Sollten Tierversuche verboten werden?

Stefan Rehder diskutierte die Frage, ob Tierversuche verboten werden sollten. Er positioniert sich nicht gegen Tierversuche, fordert aber Rahmenbedingungen: Für Christen seien Tiere Mitgeschöpfe, die unserer Obhut und Sorge anvertraut sind. Im Unterschied zum Menschen seien sie nicht Ebenbild Gottes und besäßen daher nicht jene Würde, die dem Menschen zukommt. Die Fähigkeit des Menschen, sich als einziges Lebewesen moralisch zu verhalten zu können, begründe seinen herausgehobenen Status und verpflichte ihn zugleich zum Beispiel dazu, bei bestimmten Formen der Massentierhaltung oder des Fischfangs nach besseren Lösungen Ausschau zu halten und diese auch dann zu etablieren.

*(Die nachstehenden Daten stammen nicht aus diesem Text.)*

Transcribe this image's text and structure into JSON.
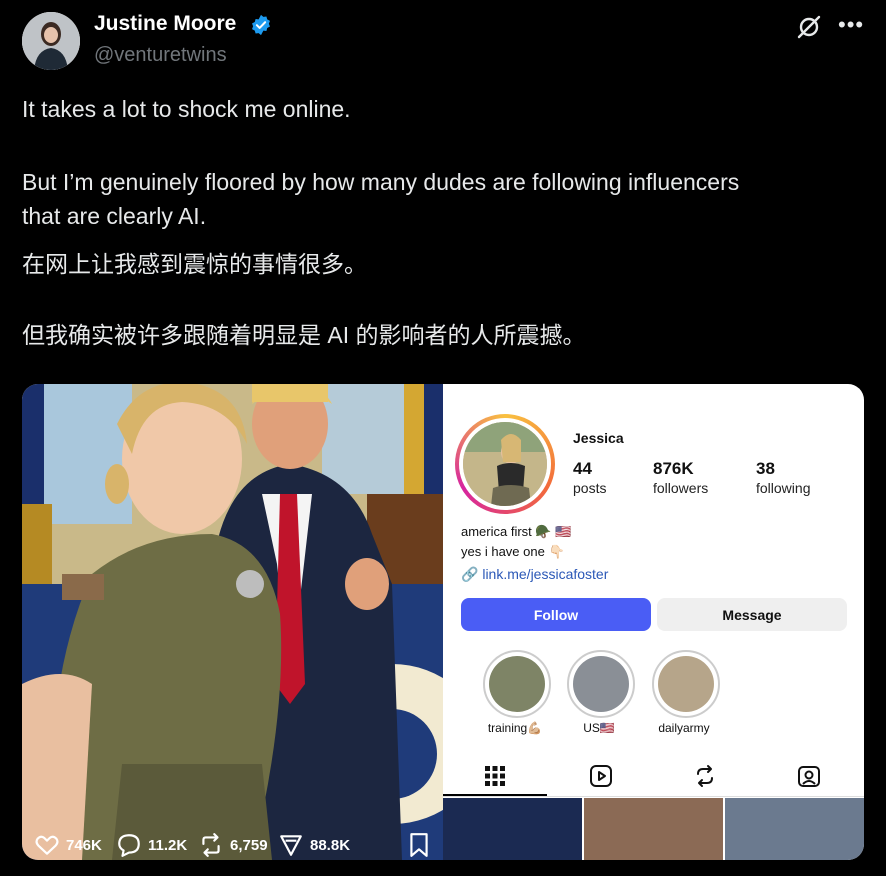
{
  "author": {
    "name": "Justine Moore",
    "handle": "@venturetwins",
    "verified": true
  },
  "icons": {
    "verified": "verified-badge-icon",
    "grok": "grok-icon",
    "more": "more-icon"
  },
  "tweet": {
    "line1": "It takes a lot to shock me online.",
    "line2": "But I’m genuinely floored by how many dudes are following influencers",
    "line3": "that are clearly AI.",
    "line4": "在网上让我感到震惊的事情很多。",
    "line5": "但我确实被许多跟随着明显是 AI 的影响者的人所震撼。"
  },
  "instagram": {
    "username": "Jessica",
    "stats": [
      {
        "value": "44",
        "label": "posts"
      },
      {
        "value": "876K",
        "label": "followers"
      },
      {
        "value": "38",
        "label": "following"
      }
    ],
    "bio_line1": "america first 🪖 🇺🇸",
    "bio_line2": "yes i have one 👇🏻",
    "link": "link.me/jessicafoster",
    "follow_label": "Follow",
    "message_label": "Message",
    "highlights": [
      {
        "label": "training💪🏼"
      },
      {
        "label": "US🇺🇸"
      },
      {
        "label": "dailyarmy"
      }
    ]
  },
  "actions": {
    "likes": "746K",
    "replies": "11.2K",
    "reposts": "6,759",
    "views": "88.8K"
  },
  "colors": {
    "background": "#000000",
    "verified": "#1d9bf0",
    "follow_button": "#4a5df5",
    "link": "#2b58b7"
  }
}
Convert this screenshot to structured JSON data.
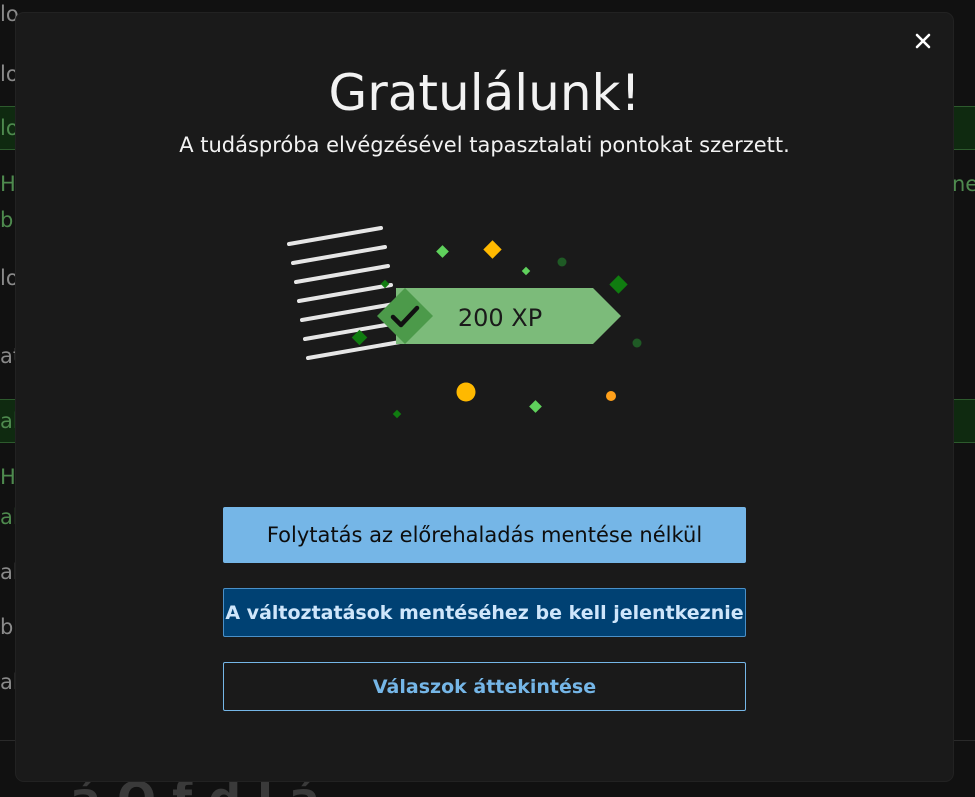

Die Frage, ob man an Tieren forschen dürfe beantwortet Rehder mit einem „Es kommt auf das Wozu? und das Wie? an“. Die Rechtsprechung in Deutschland hält er für zufriedenstellend, denn Tierversuche würden in Deutschland nur dann genehmigt, wenn alternative Methoden bevorzugt werden, wenn nur die absolut notwendige Anzahl an Versuchen durchgeführt wird und wenn die Versuche so gestaltet werden, dass die Tiere so wenig wie möglich leiden. Außerdem müssten in Deutschland sämtliche Arzneien, die mit Hilfe von Tierversuchen entwickelt wurden, mit einem entsprechenden Hinweis auf der Packung versehen werden.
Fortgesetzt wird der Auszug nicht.